Publié le 1er décembre 2025 à 14h36. Abel Braga, nouvel entraîneur d’Internacional, a suscité une vive controverse au Brésil après des propos jugés homophobes lors de sa présentation, alors qu’il doit impérativement sauver le club de la relégation.
- Abel Braga, 73 ans, a été nommé entraîneur d’Internacional pour tenter de redresser la situation du club, actuellement en zone de relégation du Brasileirão.
- Lors de sa conférence de presse de présentation, il a tenu des propos maladroits et offensants, faisant référence à une équipe adverse utilisant le rose et employant un terme à connotation homophobe.
- Le club de Grêmio a immédiatement réagi en affichant son soutien à tous ses supporters, quelle que soit leur orientation sexuelle, et en condamnant toute forme de discrimination.
La nomination d’Abel Braga à la tête d’Internacional a été éclipsée par une polémique naissante. L’entraîneur expérimenté, qui en est à son huitième passage sur le banc du club gaúcho, a tenu des propos considérés comme homophobes lors de sa conférence de presse de présentation. Il a tenté de raconter une anecdote, mais a utilisé un langage inapproprié qui a immédiatement provoqué l’indignation.

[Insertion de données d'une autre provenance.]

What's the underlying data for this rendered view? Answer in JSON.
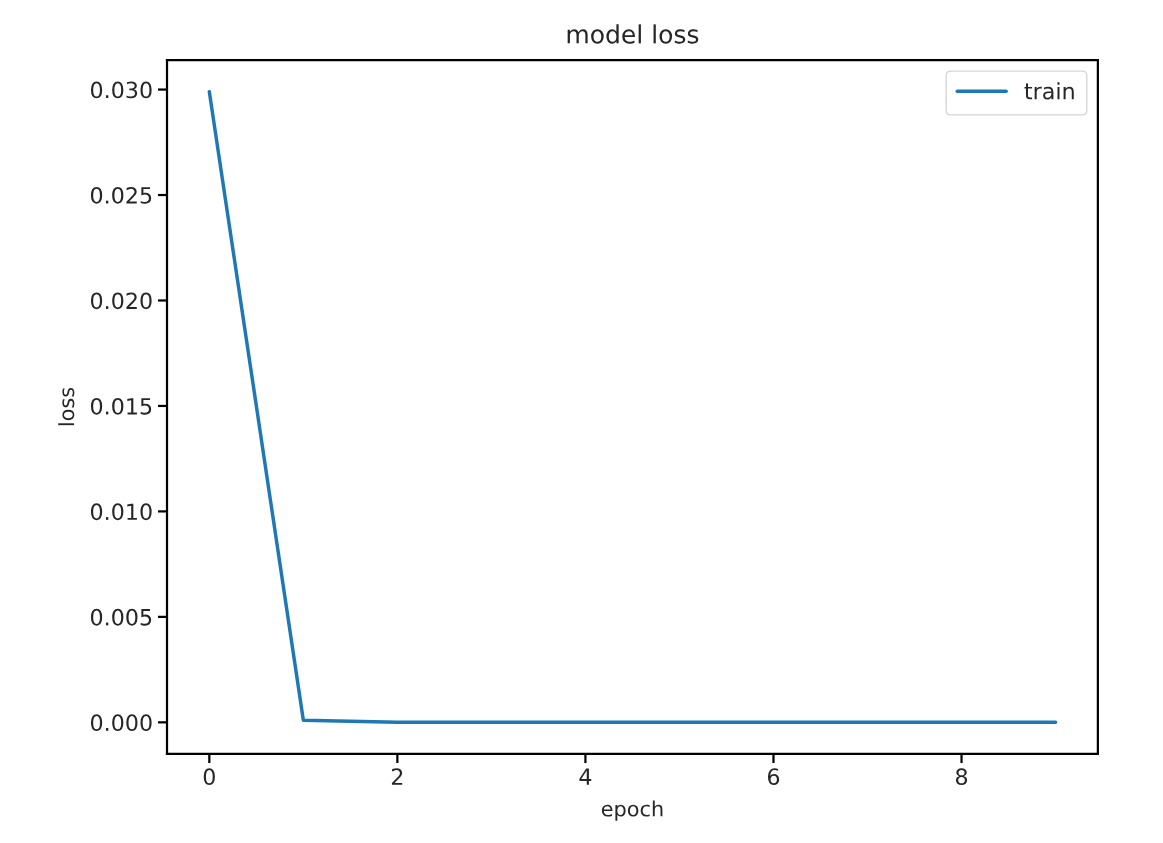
{
  "chart_data": {
    "type": "line",
    "title": "model loss",
    "xlabel": "epoch",
    "ylabel": "loss",
    "x": [
      0,
      1,
      2,
      3,
      4,
      5,
      6,
      7,
      8,
      9
    ],
    "series": [
      {
        "name": "train",
        "color": "#1f77b4",
        "values": [
          0.0299,
          0.0001,
          0.0,
          0.0,
          0.0,
          0.0,
          0.0,
          0.0,
          0.0,
          0.0
        ]
      }
    ],
    "xlim": [
      -0.45,
      9.45
    ],
    "xticks": [
      0,
      2,
      4,
      6,
      8
    ],
    "ylim": [
      -0.0015,
      0.0314
    ],
    "yticks": [
      {
        "value": 0.0,
        "label": "0.000"
      },
      {
        "value": 0.005,
        "label": "0.005"
      },
      {
        "value": 0.01,
        "label": "0.010"
      },
      {
        "value": 0.015,
        "label": "0.015"
      },
      {
        "value": 0.02,
        "label": "0.020"
      },
      {
        "value": 0.025,
        "label": "0.025"
      },
      {
        "value": 0.03,
        "label": "0.030"
      }
    ],
    "legend": "top right",
    "grid": false
  }
}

« Je plaisantais, Andrés D’Alessandro (le directeur sportif du club) défiait tout le monde. Je lui ai dit ‘je ne veux pas voir ma foutue équipe s’entraîner avec un maillot rose, on dirait une équipe de pédés’ », a déclaré Braga, selon des sources brésiliennes.
Le terme portugais utilisé par l’entraîneur, « pédé », a une connotation homophobe en raison de son association avec un animal dans le « Jogo do Bicho », une loterie clandestine traditionnelle au Brésil. Cette remarque a fait écho à un maillot rose porté par l’équipe rivale de Grêmio lors de campagnes de sensibilisation au cancer du sein.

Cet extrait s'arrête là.